Tecnologia, per migliorare la manutenzione
Strutturare la manutenzione civile è una scelta intelligente per un paese sviluppato:
- ha tempi rapidi di attuazione, non richiedendo particolari autorizzazioni;
- la capillarità sul territorio innalza il livello di comfort e di sicurezza;
- allunga la durata delle infrastrutture e capitalizza il valore degli asset;
- consente, attraverso l’implementazione tecnologica, il miglioramento della programmazione e della sicurezza degli interventi;
- consente l’aumento di viabilità e trasportistica a favore dell’economia del paese;
- migliora le relazioni fra infrastrutture e capitale umano, intellettuale e sociale che le utilizza.
A tal proposito si avverte l’importanza dell’uso della tecnologia per il monitoraggio delle strutture. La migliore soluzione risulta essere, soprattutto nei componenti “critici”, una manutenzione di tipo “on condition” che, attraverso sensoristica e droni, (ad esempio su un viadotto), permette di rilevare in tempo reale il flusso di traffico, il tasso di “stress” della struttura, l’insorgenza di anomalie, per programmare adeguatamente e tempestivamente l’intervento più appropriato e ridurre sempre di più la manutenzione di tipo “reattivo”, che porta a indisponibilità, costi imprevisti e insicurezza.
L’implementazione con una manutenzione “predittiva” rappresenta quindi un’evoluzione che permetterà una migliore interazione con le infrastrutture e il costruito urbano, per una vera Industria 4.0. Sono in studio metodi semplificati di installazione dei sensori e sviluppo di sistemi che permettano di sfruttare le autovetture come applicazioni monitoranti delle infrastrutture.

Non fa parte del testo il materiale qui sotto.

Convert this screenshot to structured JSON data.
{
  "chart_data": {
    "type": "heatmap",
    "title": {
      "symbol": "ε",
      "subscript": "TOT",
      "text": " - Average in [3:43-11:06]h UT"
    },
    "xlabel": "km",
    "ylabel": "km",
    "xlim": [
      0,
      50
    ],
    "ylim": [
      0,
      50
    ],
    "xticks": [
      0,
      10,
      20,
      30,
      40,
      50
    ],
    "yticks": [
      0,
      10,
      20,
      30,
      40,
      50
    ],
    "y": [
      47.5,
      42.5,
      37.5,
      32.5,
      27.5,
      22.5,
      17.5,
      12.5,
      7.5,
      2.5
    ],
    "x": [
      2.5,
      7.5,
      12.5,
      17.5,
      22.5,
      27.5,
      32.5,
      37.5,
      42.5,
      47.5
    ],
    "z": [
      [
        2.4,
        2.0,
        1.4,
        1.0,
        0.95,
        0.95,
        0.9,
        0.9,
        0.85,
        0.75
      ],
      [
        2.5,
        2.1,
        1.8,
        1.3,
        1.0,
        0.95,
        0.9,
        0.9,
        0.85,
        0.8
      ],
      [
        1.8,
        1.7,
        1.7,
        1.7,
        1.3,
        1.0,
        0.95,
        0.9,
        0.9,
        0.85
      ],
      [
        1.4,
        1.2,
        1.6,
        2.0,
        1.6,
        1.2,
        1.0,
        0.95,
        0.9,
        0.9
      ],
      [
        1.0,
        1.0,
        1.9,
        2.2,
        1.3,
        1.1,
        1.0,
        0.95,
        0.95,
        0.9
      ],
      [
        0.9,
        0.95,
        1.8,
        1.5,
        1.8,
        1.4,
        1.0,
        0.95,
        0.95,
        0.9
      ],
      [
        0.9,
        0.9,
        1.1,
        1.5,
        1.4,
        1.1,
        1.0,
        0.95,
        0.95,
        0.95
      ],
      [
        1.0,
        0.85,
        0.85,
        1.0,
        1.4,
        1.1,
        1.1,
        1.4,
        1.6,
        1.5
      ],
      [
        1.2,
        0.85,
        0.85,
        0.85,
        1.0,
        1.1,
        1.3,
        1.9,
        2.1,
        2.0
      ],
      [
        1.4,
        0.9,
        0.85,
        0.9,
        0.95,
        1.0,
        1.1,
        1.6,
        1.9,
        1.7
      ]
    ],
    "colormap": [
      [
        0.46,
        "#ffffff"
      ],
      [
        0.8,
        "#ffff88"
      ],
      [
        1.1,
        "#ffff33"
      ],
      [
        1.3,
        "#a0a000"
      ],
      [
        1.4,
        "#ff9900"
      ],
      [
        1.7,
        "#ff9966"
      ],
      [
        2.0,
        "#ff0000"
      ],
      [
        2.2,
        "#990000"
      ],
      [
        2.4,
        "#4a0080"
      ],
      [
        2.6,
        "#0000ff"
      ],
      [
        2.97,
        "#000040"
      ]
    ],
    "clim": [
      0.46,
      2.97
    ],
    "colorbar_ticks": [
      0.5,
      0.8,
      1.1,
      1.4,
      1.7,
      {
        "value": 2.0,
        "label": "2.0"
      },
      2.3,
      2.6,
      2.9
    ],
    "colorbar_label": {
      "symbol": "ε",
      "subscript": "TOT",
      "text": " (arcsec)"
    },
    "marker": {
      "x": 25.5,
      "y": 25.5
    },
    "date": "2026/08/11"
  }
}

Valutazione e gestione del rischio
La programmazione e la standardizzazione degli interventi manutentivi e delle azioni di miglioramento continuo, al fine di poter garantire omogeneità e capacità di azione, diventa fondamentale per strutturare un modello organizzativo, in governance e risk management, al fine di prevenire in modo “proattivo” le possibili tragedie a cui siamo ormai tristemente abituati.Il monitoraggio dovrà permettere la codifica ed il tracciamento dei dati di tutte le operazioni e dei rilevamenti che verranno effettuati, e sarà un tassello fondante per definire, poi, concretamente un “sistema di manutenzione” per una corretta gerarchia di interventi e competenze.
In questo contesto evolutivo, la manutenzione civile deve diventare un elemento importante di controllo per la riduzione e la gestione dei rischi direttamente alla fonte a garanzia di costante disponibilità, in efficacia e affidabilità, e quindi in sicurezza, nella certezza dei costi.
Conclusioni
Il tragico crollo del viadotto Polcevera, solo per citare il più recente, deve avviare il paese sull’unica prospettiva di crescita anche etica, che impone un’urgente politica di messa in sicurezza del patrimonio costruito attraverso una manutenzione intelligente e di qualità che utilizzi sempre più competenze specialistiche e altamente qualificate, e tecnologie al passo coi tempi. Inoltre, come fondamento basilare, l’Italia ha bisogno di sviluppare una nuova cultura di “cura del proprio patrimonio costruito” orientato alla smart maintenance, che attraverso soluzioni Internet of Things permettono agli oggetti di comunicare alle piattaforme di Intelligenza Artificiale (AI), che sono il vero cuore della manutenzione predittiva.
Irene Caffaratti, Architetto, consulente e docente in manutenzione civile e Facility Management
L’articolo è scritto in collaborazione con Festo Academy di cui l’Arch. Caffaratti è coordinatrice per il percorso “Manutenzione Civile e Facility”. Certificata Liv. 3 Manager di Manutenzione, l’autrice è resp. Centro Esami CICPND per la certificazione liv. 1 e 2 delle competenze in manutenzione e membro di Asso.E.Man.